As a VC (and by most accounts, more social than the average individual) I meet a lot of people in a wide variety of contexts. Maintaining relationships is challenging in itself, and when meeting so many people at a time, it can feel even more daunting. One small action that has had tremendous impact for me is simply saying “Thank you.”
For me, sending a follow up email is not exclusive to meetings or interactions that end in action items and work product. An email that contains a simple thank you is quite powerful and goes a long way in building a lasting connection. It offers an additional touch point between two people, doubles the number of interactions between you and another individual, and adds to the foundation of the relationship. It offers feedback to the person and, at the very least, shows them you enjoyed meeting and appreciated their time.
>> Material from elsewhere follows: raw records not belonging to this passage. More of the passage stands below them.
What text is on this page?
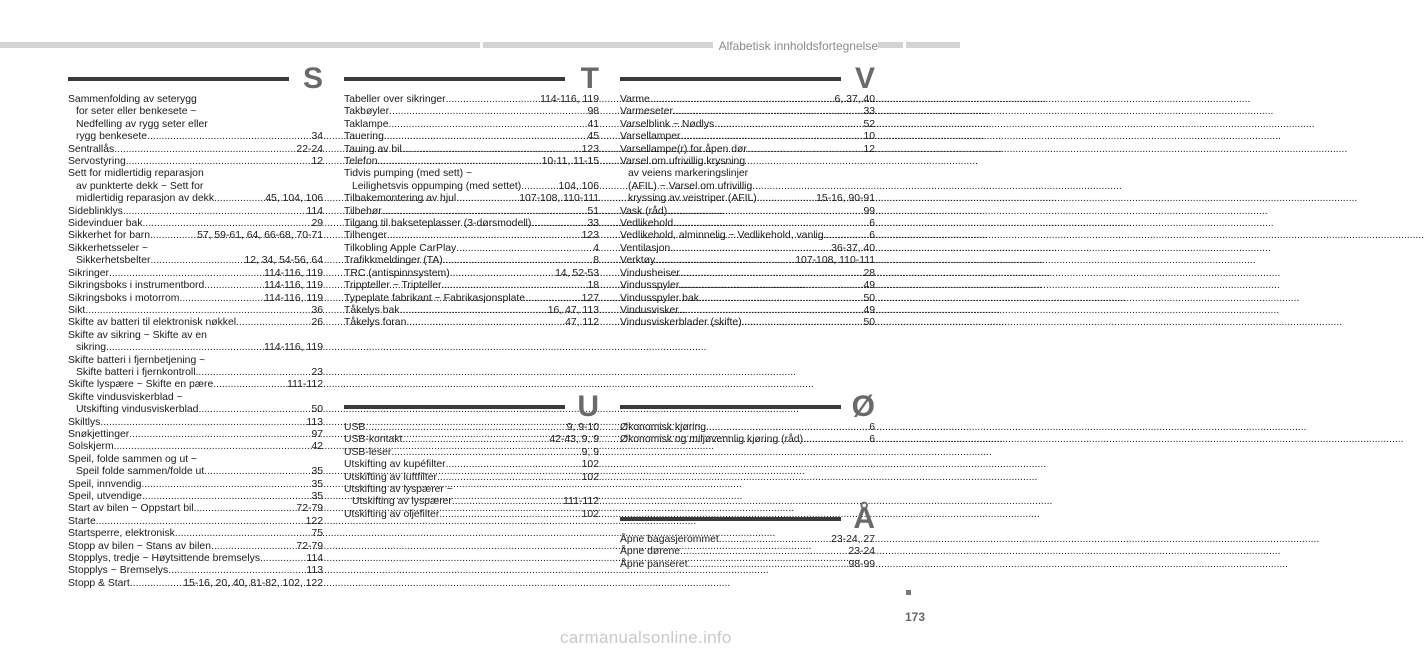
Alfabetisk innholdsfortegnelse
S
Sammenfolding av seterygg
for seter eller benkesete ~
Nedfelling av rygg seter eller
rygg benkesete .....	34
Sentrallås .....	22-24
Servostyring .....	12
Sett for midlertidig reparasjon
av punkterte dekk ~ Sett for
midlertidig reparasjon av dekk .....	45, 104, 106
Sideblinklys .....	114
Sidevinduer bak .....	29
Sikkerhet for barn .....	57, 59-61, 64, 66-68, 70-71
Sikkerhetsseler ~
Sikkerhetsbelter .....	12, 34, 54-56, 64
Sikringer .....	114-116, 119
Sikringsboks i instrumentbord .....	114-116, 119
Sikringsboks i motorrom .....	114-116, 119
Sikt .....	36
Skifte av batteri til elektronisk nøkkel .....	26
Skifte av sikring ~ Skifte av en
sikring .....	114-116, 119
Skifte batteri i fjernbetjening ~
Skifte batteri i fjernkontroll .....	23
Skifte lyspære ~ Skifte en pære .....	111-112
Skifte vindusviskerblad ~
Utskifting vindusviskerblad .....	50
Skiltlys .....	113
Snøkjettinger .....	97
Solskjerm .....	42
Speil, folde sammen og ut ~
Speil folde sammen/folde ut .....	35
Speil, innvendig .....	35
Speil, utvendige .....	35
Start av bilen ~ Oppstart bil .....	72-79
Starte .....	122
Startsperre, elektronisk .....	75
Stopp av bilen ~ Stans av bilen .....	72-79
Stopplys, tredje ~ Høytsittende bremselys .....	114
Stopplys ~ Bremselys .....	113
Stopp & Start .....	15-16, 20, 40, 81-82, 102, 122
T
Tabeller over sikringer .....	114-116, 119
Takbøyler .....	98
Taklampe .....	41
Tauering .....	45
Tauing av bil .....	123
Telefon .....	10-11, 11-15
Tidvis pumping (med sett) ~
Leilighetsvis oppumping (med settet) .....	104, 106
Tilbakemontering av hjul .....	107-108, 110-111
Tilbehør .....	51
Tilgang til bakseteplasser (3-dørsmodell) .....	33
Tilhenger .....	123
Tilkobling Apple CarPlay .....	4
Trafikkmeldinger (TA) .....	8
TRC (antispinnsystem) .....	14, 52-53
Trippteller ~ Tripteller .....	18
Typeplate fabrikant ~ Fabrikasjonsplate .....	127
Tåkelys bak .....	16, 47, 113
Tåkelys foran .....	47, 112
V
Varme .....	6, 37, 40
Varmeseter .....	33
Varselblink ~ Nødlys .....	52
Varsellamper .....	10
Varsellampe(r) for åpen dør .....	12
Varsel om ufrivillig krysning
av veiens markeringslinjer
(AFIL) ~ Varsel om ufrivillig
kryssing av veistriper (AFIL) .....	15-16, 90-91
Vask (råd) .....	99
Vedlikehold .....	6
Vedlikehold, alminnelig ~ Vedlikehold, vanlig .....	6
Ventilasjon .....	36-37, 40
Verktøy .....	107-108, 110-111
Vindusheiser .....	28
Vindusspyler .....	49
Vindusspyler bak .....	50
Vindusvisker .....	49
Vindusviskerblader (skifte) .....	50
U
USB .....	9, 9-10
USB-kontakt .....	42-43, 9, 9
USB-leser .....	9, 9
Utskifting av kupéfilter .....	102
Utskifting av luftfilter .....	102
Utskifting av lyspærer ~
Utskifting av lyspærer .....	111-112
Utskifting av oljefilter .....	102
Ø
Økonomisk kjøring .....	6
Økonomisk og miljøvennlig kjøring (råd) .....	6
Å
Åpne bagasjerommet .....	23-24, 27
Åpne dørene .....	23-24
Åpne panseret .....	98-99
173
carmanualsonline.info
Receiving thanks, according to Harvard Professor Francesca Gino in her book Sidetracked, also creates a ‘gratitude effect’. She says receiving gratitude “makes us feel a heightened sense of self-worth, and that in turn triggers other helpful behaviors toward both the person we are helping and other people, too.” By sending a quick thank you note you’re not only building more positive goodwill towards yourself with the person you emailed, you’re also help other people they interact with!
Now, it’s easy to forget to write a personal note, especially with all the seemingly more pressing tasks to accomplish. I fight the urge to ‘take care of it later’ by making it regimented and scheduled. I find 30 minutes in the morning to think about the day before. I look back at my calendar and think about who I met, what I learned and how I felt. I try to remember specific comments or thoughts (the ones I can recall the day after are usually the best and most valuable) during our conversation that I can reference in my note and then, whether it’s for something as simple as a great conversation or for extremely helpful advice and feedback I say, “Thank you”.